If you're mashing with a mash paddle or oar, you'd like to be around 3L/Kg. This is a nice, loose mash. Easily stirred and mixed relatively evenly. You could go crazy and push it up to 4L/Kg but there is little point.
On the lower end, you could get down to 2.5L/Kg but this will rather tiring on the arms. It will become hard to mix and prone to dry lumps. You may need to lie down afterwards. Going significantly below 2.5L/Kg is not possible unless you're The Incredible Hulk.
If one is using a self-acting hydrator, things are a little more flexible. These are designed to operate efficiently down to about 2.4L/Kg. This makes higher gravity beer with less labour. You can also push the device below the recommended rate and still get it to work. Some parts of your equipment may work less well (for example, if your mash requires pumping, that might be a challenge for thick mashes), but if you're willing to battle through heroically, you might get down to 2L/Kg. It will probably be a bad day but will yield high gravity wort. 2L/Kg is a very, very dry mash in contemporary terms.
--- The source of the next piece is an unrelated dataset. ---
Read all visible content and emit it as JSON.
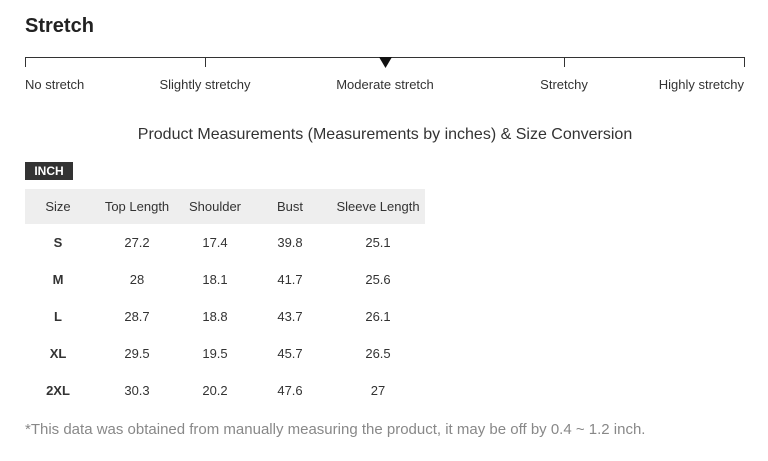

What of Steel's Mashers? If we look back historically, these were recommended to operate between 1.5-2 barrels/quarter. This is approximately 1.6-2.1L/Kg, by my calculations. Sykes describes 1.6L/Kg as a very stiff mash (something of an understatement in contemporary brewing) and says 2.1L/Kg is a loose mash, which is an astonishing assertion to the modern ear.
Just as a self-acting hydrator can be pushed beyond its recommended limitations, so too can a Steel's Masher. One can go below 1.6L/Kg. In so doing, one can create a mash which, despite being ludicrously dry, is evenly hydrated but also buoyant, well-structured and easy to draw liquid from.
Discussing a possible collaboration with our colleagues at Newbarns Brewery in Edinburgh, it emerged that their brew kit (a splendid old beast from Burton-on-Trent) came with a rather large Steel’s Masher. We simply had to make a very large Scotch ale.
We resolved to target 1.4L/Kg and started the day early in acknowledgement of the possibility that we might end up trying to get liquid out of the thing for 7 hours before giving up and going to the pub.
The most amazing thing about the brew day was how easily and effectively the Steel’s Masher handled this. It worked very rapidly, hydrated the grain evenly and created a classic Steel’s Masher mash which, in Gordon of Newbarns’ words should look like one could walk across it.
Our wort left the mash tun at a pleasingly rich 1.126 (if you fermented all this sugar, it would be 16.5% ABV) and was then (sort of accidentally) boiled extremely vigorously for 3 hours. Whilst this is a relatively short boil in high gravity brewing terms, it concentrated the wort a great deal…
Since this was basically jam, we had to liquor it back (brewer speak for adding some water) to workable levels, but the intense boil had created a deep colour and rich caramel flavours. The beer is extremely delicious and, at the time of writing, available on this very web shop.
As a proof of the versatility of the Steel’s Masher, the beer was a revelation, turning high gravity brewing from a chore to an easy and efficient brew day. It’s also a revealing demonstration that 19th Century brewers were very smart. If you have access to a Steel’s Masher, I’d highly recommend trying this out. Epochal is currently saving its pennies to acquire one.